3D.2 The use of satellite-derived Total Precipitable Water (TPW) imagery for identifying Saharan Air Layers affecting tropical cyclones

Monday, 10 May 2010: 1:30 PM
Tucson Salon A-C (JW MArriott Starr Pass Resort)
Evan B. Forde, NOAA/AOML/CSND, Miami, FL; and M. L. Black and J. Dunion

This study uses Special Sensor Microwave/Imager (SSM/I) derived total precipitable water (TPW) imagery to identify Atlantic basin tropical cyclones (TCs) in close proximity to Saharan Air Layers (SALs) and compares this method with the GOES multipectral SAL imaging techniques developed by Dunion and Velden (2004). While TPW products have low temporal resolution, they can provide additional details about SAL and TC structure, such as asymmetries and moisture gradients that aid in interpreting SAL and TC interactions. Preliminary analyses of TPW imagery from this study reveal that many TCs have been in close proximity to SALs during some phase of their life cycle with different outcomes.
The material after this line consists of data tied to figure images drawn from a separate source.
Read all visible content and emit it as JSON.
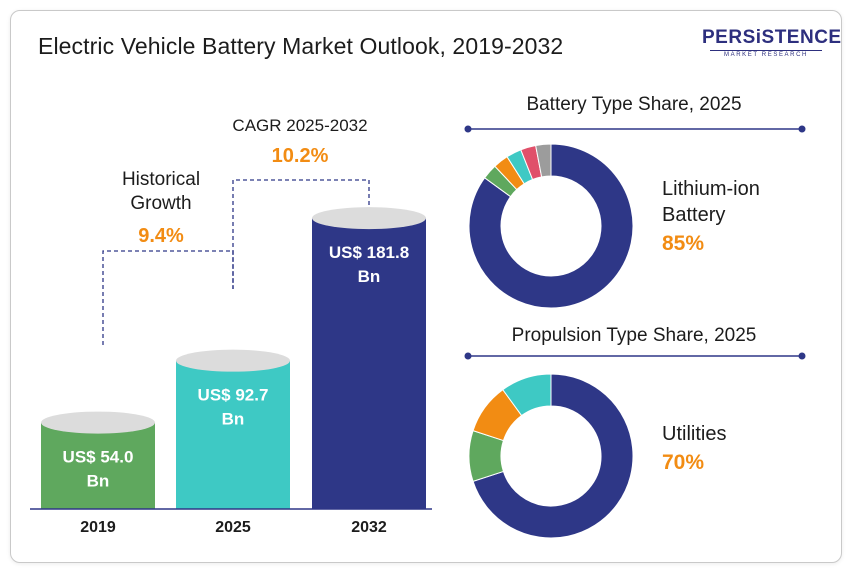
{
  "title": "Electric Vehicle Battery Market Outlook, 2019-2032",
  "logo": {
    "main": "PERSiSTENCE",
    "sub": "MARKET RESEARCH"
  },
  "annotations": {
    "historical_label": [
      "Historical",
      "Growth"
    ],
    "historical_value": "9.4%",
    "cagr_label": "CAGR 2025-2032",
    "cagr_value": "10.2%"
  },
  "colors": {
    "green": "#5fa85e",
    "teal": "#3ec9c4",
    "navy": "#2e3787",
    "orange": "#f28c13",
    "bar_top": "#dcdcdc"
  },
  "chart_data": [
    {
      "type": "bar",
      "categories": [
        "2019",
        "2025",
        "2032"
      ],
      "values": [
        54.0,
        92.7,
        181.8
      ],
      "data_labels": [
        [
          "US$ 54.0",
          "Bn"
        ],
        [
          "US$ 92.7",
          "Bn"
        ],
        [
          "US$ 181.8",
          "Bn"
        ]
      ],
      "colors": [
        "#5fa85e",
        "#3ec9c4",
        "#2e3787"
      ],
      "xlabel": "",
      "ylabel": "",
      "ylim": [
        0,
        200
      ],
      "grid": false
    },
    {
      "type": "pie",
      "title": "Battery Type  Share, 2025",
      "highlight_label": [
        "Lithium-ion",
        "Battery"
      ],
      "highlight_value": "85%",
      "slices": [
        {
          "value": 85,
          "color": "#2e3787"
        },
        {
          "value": 3,
          "color": "#5fa85e"
        },
        {
          "value": 3,
          "color": "#f28c13"
        },
        {
          "value": 3,
          "color": "#3ec9c4"
        },
        {
          "value": 3,
          "color": "#e0506a"
        },
        {
          "value": 3,
          "color": "#9c9c9c"
        }
      ]
    },
    {
      "type": "pie",
      "title": "Propulsion Type  Share, 2025",
      "highlight_label": [
        "Utilities"
      ],
      "highlight_value": "70%",
      "slices": [
        {
          "value": 70,
          "color": "#2e3787"
        },
        {
          "value": 10,
          "color": "#5fa85e"
        },
        {
          "value": 10,
          "color": "#f28c13"
        },
        {
          "value": 10,
          "color": "#3ec9c4"
        }
      ]
    }
  ]
}
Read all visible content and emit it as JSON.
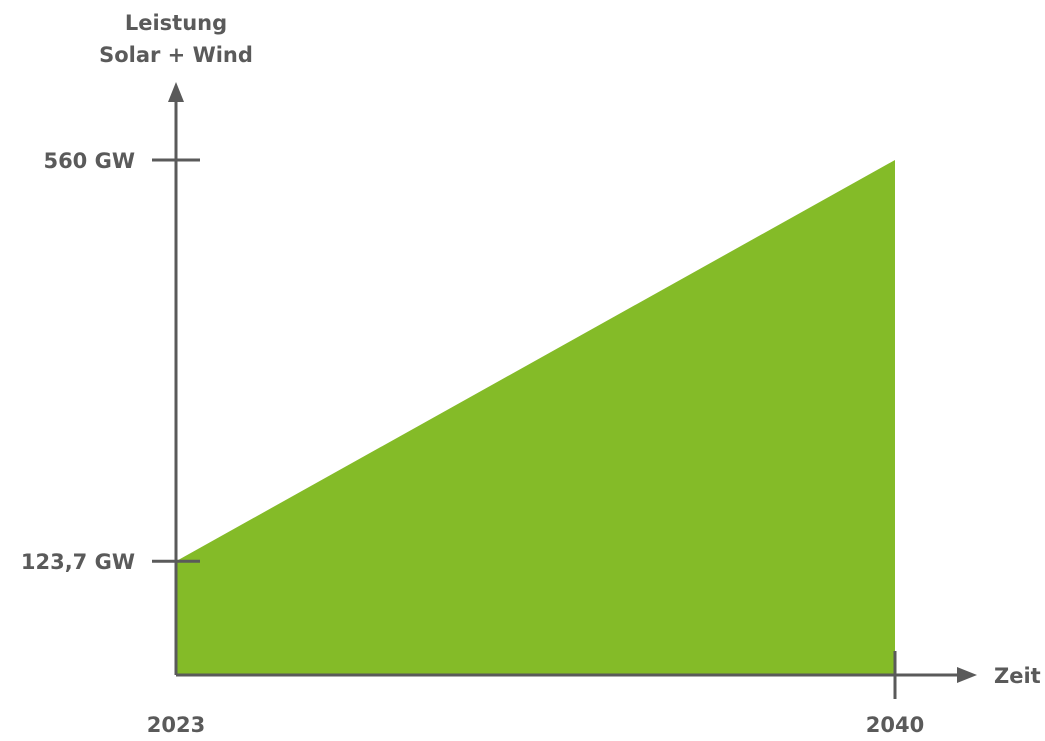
{
  "chart_data": {
    "type": "area",
    "title": "",
    "ylabel_lines": [
      "Leistung",
      "Solar + Wind"
    ],
    "xlabel": "Zeit",
    "x_tick_labels": [
      "2023",
      "2040"
    ],
    "y_tick_labels": [
      "123,7 GW",
      "560 GW"
    ],
    "x": [
      2023,
      2040
    ],
    "y": [
      123.7,
      560
    ],
    "unit": "GW",
    "xlim": [
      2023,
      2040
    ],
    "ylim": [
      0,
      560
    ],
    "grid": false,
    "legend": "none",
    "fill_color": "#84bb28",
    "axis_color": "#5a5a5a"
  }
}
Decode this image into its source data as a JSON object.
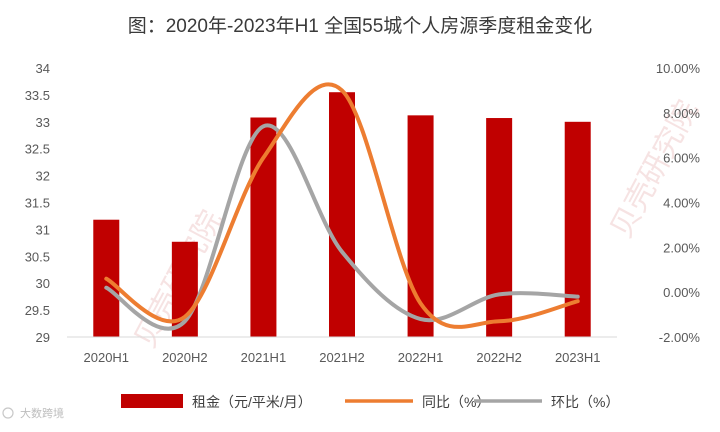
{
  "chart_data": {
    "type": "bar+line",
    "title": "图：2020年-2023年H1 全国55城个人房源季度租金变化",
    "categories": [
      "2020H1",
      "2020H2",
      "2021H1",
      "2021H2",
      "2022H1",
      "2022H2",
      "2023H1"
    ],
    "left_axis": {
      "min": 29,
      "max": 34,
      "step": 0.5,
      "tick_labels": [
        "29",
        "29.5",
        "30",
        "30.5",
        "31",
        "31.5",
        "32",
        "32.5",
        "33",
        "33.5",
        "34"
      ]
    },
    "right_axis": {
      "min": -2,
      "max": 10,
      "step": 2,
      "tick_labels": [
        "-2.00%",
        "0.00%",
        "2.00%",
        "4.00%",
        "6.00%",
        "8.00%",
        "10.00%"
      ]
    },
    "series": [
      {
        "name": "租金（元/平米/月）",
        "type": "bar",
        "axis": "left",
        "color": "#c00000",
        "values": [
          31.18,
          30.77,
          33.08,
          33.55,
          33.12,
          33.07,
          33.0
        ]
      },
      {
        "name": "同比（%）",
        "type": "line",
        "axis": "right",
        "color": "#ed7d31",
        "values": [
          0.6,
          -1.1,
          6.0,
          9.0,
          -0.5,
          -1.3,
          -0.4
        ]
      },
      {
        "name": "环比（%）",
        "type": "line",
        "axis": "right",
        "color": "#a5a5a5",
        "values": [
          0.2,
          -1.3,
          7.4,
          1.8,
          -1.2,
          -0.1,
          -0.2
        ]
      }
    ],
    "legend": [
      "租金（元/平米/月）",
      "同比（%）",
      "环比（%）"
    ],
    "legend_position": "bottom",
    "grid": false
  },
  "watermark": {
    "text": "贝壳研究院"
  },
  "footer_logo": {
    "text": "大数跨境",
    "icon": "brand-logo-icon"
  }
}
Some TCs imbedded within or near SALs showed no discernable effect on their development and intensification, while others remained relatively weak or dissipated, perhaps as a result of the interaction with the SAL. TPW imagery, able to resolve moisture levels beneath cirrus clouds, reveals that sometimes the low humidity SAL air surrounding TCs is being entrained in the outer circulation bands without penetrating the TC inner circulation core. In other cases, the dry air spirals close to the center. Comparisons of the SAL and TC structure from TPW and GOES imagery will be discussed and some pertinent case studies will be described.